The sadly deceased David Ackles had a rich brown baritone with a husky frailty to it as well as a bitter strength that comes through most obviously on his `social comment` songs, a choice example or three of which are on STTC.
This is perhaps the Cinderella of Ackles` four wonderful albums - oh, if only he`d lived to make more; he died in 1999 aged 62 - and is often overlooked, due to his first LP containing such relatively well-known songs as the great Down River, and Road to Cairo (a single for Julie Driscoll 40 years ago); and his third, American Gothic, being something of a concept album, as well as being produced (a tad muddily) by Bernie Taupin.
All his albums contain a mix of Brecht/Weill-like songs, often about highly dubious members of smalltown communities (as on Candy Man and Mainline Saloon here), heartbreaking ballads (That`s No Reason to Cry) or deceptively bright, piano-led songs like the title track - which was covered with sensitivity and grace by none other than Harry Belafonte (it`s one of the bonus tracks on the CD of Ackles` last superb album Five and Dime).
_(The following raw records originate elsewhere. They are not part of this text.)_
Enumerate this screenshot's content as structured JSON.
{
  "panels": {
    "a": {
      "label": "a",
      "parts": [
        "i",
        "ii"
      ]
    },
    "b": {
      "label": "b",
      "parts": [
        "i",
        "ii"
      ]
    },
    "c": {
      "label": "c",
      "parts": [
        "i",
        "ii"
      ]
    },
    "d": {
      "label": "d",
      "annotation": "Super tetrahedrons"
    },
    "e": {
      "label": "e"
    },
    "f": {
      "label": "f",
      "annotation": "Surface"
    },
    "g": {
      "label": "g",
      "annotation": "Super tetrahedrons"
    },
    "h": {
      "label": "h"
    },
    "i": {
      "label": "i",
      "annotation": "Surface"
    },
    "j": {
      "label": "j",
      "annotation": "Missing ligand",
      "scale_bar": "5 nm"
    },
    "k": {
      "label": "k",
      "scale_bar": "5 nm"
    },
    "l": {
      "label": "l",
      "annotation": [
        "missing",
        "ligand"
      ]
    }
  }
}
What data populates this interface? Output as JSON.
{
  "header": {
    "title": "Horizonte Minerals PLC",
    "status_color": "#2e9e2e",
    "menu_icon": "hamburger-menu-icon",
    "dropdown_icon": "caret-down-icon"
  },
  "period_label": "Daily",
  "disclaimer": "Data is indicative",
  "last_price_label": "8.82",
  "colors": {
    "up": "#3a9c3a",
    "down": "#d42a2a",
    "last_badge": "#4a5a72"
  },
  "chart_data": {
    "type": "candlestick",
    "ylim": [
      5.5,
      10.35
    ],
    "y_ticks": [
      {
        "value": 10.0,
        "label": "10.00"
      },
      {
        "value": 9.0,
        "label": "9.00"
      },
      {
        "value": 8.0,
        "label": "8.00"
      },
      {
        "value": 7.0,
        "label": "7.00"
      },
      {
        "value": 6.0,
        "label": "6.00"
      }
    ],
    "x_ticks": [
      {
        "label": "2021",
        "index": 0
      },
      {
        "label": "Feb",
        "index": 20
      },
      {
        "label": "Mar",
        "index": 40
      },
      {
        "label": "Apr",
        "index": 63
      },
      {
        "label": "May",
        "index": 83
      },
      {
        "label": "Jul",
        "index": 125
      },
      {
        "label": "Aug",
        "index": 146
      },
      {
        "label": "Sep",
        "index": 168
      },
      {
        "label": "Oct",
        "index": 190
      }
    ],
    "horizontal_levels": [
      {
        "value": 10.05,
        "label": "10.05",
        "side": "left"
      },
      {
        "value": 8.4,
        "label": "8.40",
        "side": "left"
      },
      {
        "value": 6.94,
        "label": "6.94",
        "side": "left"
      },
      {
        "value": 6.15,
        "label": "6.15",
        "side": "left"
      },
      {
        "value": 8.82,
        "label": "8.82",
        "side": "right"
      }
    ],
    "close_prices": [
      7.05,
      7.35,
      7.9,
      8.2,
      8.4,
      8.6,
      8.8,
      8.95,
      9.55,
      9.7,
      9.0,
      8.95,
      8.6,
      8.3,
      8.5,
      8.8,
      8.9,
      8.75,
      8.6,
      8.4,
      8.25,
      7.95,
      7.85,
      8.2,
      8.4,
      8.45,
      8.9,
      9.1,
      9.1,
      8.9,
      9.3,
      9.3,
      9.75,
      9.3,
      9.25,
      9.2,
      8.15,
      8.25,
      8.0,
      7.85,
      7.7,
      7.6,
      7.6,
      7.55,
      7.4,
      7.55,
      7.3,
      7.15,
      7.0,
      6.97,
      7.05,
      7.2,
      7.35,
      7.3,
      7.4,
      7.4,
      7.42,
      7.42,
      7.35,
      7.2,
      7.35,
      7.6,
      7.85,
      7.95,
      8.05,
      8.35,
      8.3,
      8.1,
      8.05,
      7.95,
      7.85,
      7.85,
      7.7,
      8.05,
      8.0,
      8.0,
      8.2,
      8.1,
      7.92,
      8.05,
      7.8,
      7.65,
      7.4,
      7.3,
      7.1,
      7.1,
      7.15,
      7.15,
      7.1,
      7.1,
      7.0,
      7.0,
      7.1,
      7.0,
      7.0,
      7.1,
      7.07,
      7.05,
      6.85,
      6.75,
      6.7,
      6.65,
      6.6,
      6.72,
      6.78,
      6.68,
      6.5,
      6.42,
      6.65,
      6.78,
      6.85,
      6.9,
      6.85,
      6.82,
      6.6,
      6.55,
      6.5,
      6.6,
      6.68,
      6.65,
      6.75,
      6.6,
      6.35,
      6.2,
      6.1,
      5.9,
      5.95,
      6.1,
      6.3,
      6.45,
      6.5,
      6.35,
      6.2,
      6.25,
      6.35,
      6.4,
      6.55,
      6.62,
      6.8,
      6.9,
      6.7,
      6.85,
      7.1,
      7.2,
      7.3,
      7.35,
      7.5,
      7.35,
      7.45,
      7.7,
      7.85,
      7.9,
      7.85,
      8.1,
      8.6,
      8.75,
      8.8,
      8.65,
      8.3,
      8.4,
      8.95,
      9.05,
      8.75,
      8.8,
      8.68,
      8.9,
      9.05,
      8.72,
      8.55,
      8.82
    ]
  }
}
What makes this arguably his most successful album - though at times the most `difficult` - is its clear, gleaming production and a certain coherence. The former is best heard on the title track (one of his very best songs, I think) which is a gorgeous paeon to getting away from the city and finding fresh air! I say `difficult` as, both musically & lyrically, songs like Mainline Saloon, Candy Man and Inmates are - well, they`re not `easy listens`. But what terrific - I use the word advisedly - stories they tell.
I`ve left Out On The Road till last. A magnificent six-minute blast of defiant wanderlust which draws DC`s most searing vocal from his guts and leaves one as drained as he must have been.
If you love Randy Newman or Nick Cave or Tom Waits or, more to the point perhaps, Jacques Brel, then you should appreciate this ever-undervalued singer-songwriter - who also played piano like a dream.
All his four albums are essential. This one`s (all too evidently!) for connoisseurs.